If you have one, your relationship with your spouse or significant other better be in order.  You are thrown together in a way that hasn’t happened for almost two decades.  You are face to face without the scaffolding of your children’s lives supporting you as a couple.   What remains from the pre-children era?  What new can be forged?  A forthright recognition of your interdependence can be a powerful anchor for this new stage of your relationship.  What you make of this challenge will be the template for future joys and stresses that come with the inevitability of getting older, and if you’re lucky, navigating many decades of shared life with flexibility, courage and commitment.

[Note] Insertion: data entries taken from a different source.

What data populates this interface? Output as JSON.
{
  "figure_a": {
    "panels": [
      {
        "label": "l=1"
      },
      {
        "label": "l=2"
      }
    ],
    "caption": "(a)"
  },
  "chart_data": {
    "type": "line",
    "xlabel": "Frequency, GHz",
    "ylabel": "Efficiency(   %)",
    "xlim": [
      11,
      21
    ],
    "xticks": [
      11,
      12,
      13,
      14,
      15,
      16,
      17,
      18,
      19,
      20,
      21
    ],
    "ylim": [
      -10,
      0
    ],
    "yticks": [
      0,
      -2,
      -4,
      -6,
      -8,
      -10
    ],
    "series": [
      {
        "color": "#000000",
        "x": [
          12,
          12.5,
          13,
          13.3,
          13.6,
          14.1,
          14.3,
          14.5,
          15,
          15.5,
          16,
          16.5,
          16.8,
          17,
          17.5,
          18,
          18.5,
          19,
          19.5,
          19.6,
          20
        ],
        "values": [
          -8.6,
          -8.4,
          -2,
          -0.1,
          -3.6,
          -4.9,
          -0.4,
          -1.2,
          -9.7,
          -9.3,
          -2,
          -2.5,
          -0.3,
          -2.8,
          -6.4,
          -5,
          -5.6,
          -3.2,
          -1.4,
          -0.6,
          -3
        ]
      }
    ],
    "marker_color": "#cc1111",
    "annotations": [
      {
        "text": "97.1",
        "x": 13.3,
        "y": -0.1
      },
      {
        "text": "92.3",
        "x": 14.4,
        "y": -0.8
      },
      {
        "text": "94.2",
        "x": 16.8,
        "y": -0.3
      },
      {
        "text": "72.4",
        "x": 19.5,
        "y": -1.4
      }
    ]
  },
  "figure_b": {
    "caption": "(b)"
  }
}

Now is the time to re-commit to the external, non-nuclear world.  Despite the annoying changes of middle age, you have more time and you have more energy now that your kids are off and running on their own.  How you use these gifts of time and energy can infuse your life with meaning and significance in ways you may not even have thought about before.  I’m not talking about finding the cure for cancer or befriending scores of new people.  Just appreciating the importance of people already in your life and what your relationships with them do for you can be enlightening.  Despite our deeply ingrained habits and preferences, openness to new people, ideas and activities is crucial to forging a fulfilling “empty nest.”   While some parts of your life may have been fully operational but on low gear, you can now up shift and see where you get traction, where you want to direct yourself and your energies.  Once again, these changes are not monumental; you’re just better off knowing where things stand and orienting yourself toward the most rewarding possibilities.  Of course there are those who will reinvent themselves in a more dramatic fashion which can be very exciting and fulfilling too.

My kids are only in college and, happily, still do appear frequently in my life, but I’m no fool—I know their presence will continue to diminish and the importance of these ideas will hold true even more.  Don’t get me wrong; in very quiet moments I do miss my children deeply, but those moments pass.  And those sad moments are punctuations amidst the following:  my connection to my life partner—my husband, to my siblings, mother, and friends; my investment in my patients and peer supervision group of almost 25 years; my involvement in TCC and the various jobs I’ve held over the years; my book group; my knitting group; pilates and Planet Fitness.  I am grateful that I maintained some facsimile of a balancing act over the past 20 years so that these people and activities are here to sustain and enrich my life now that I am freer to enjoy them.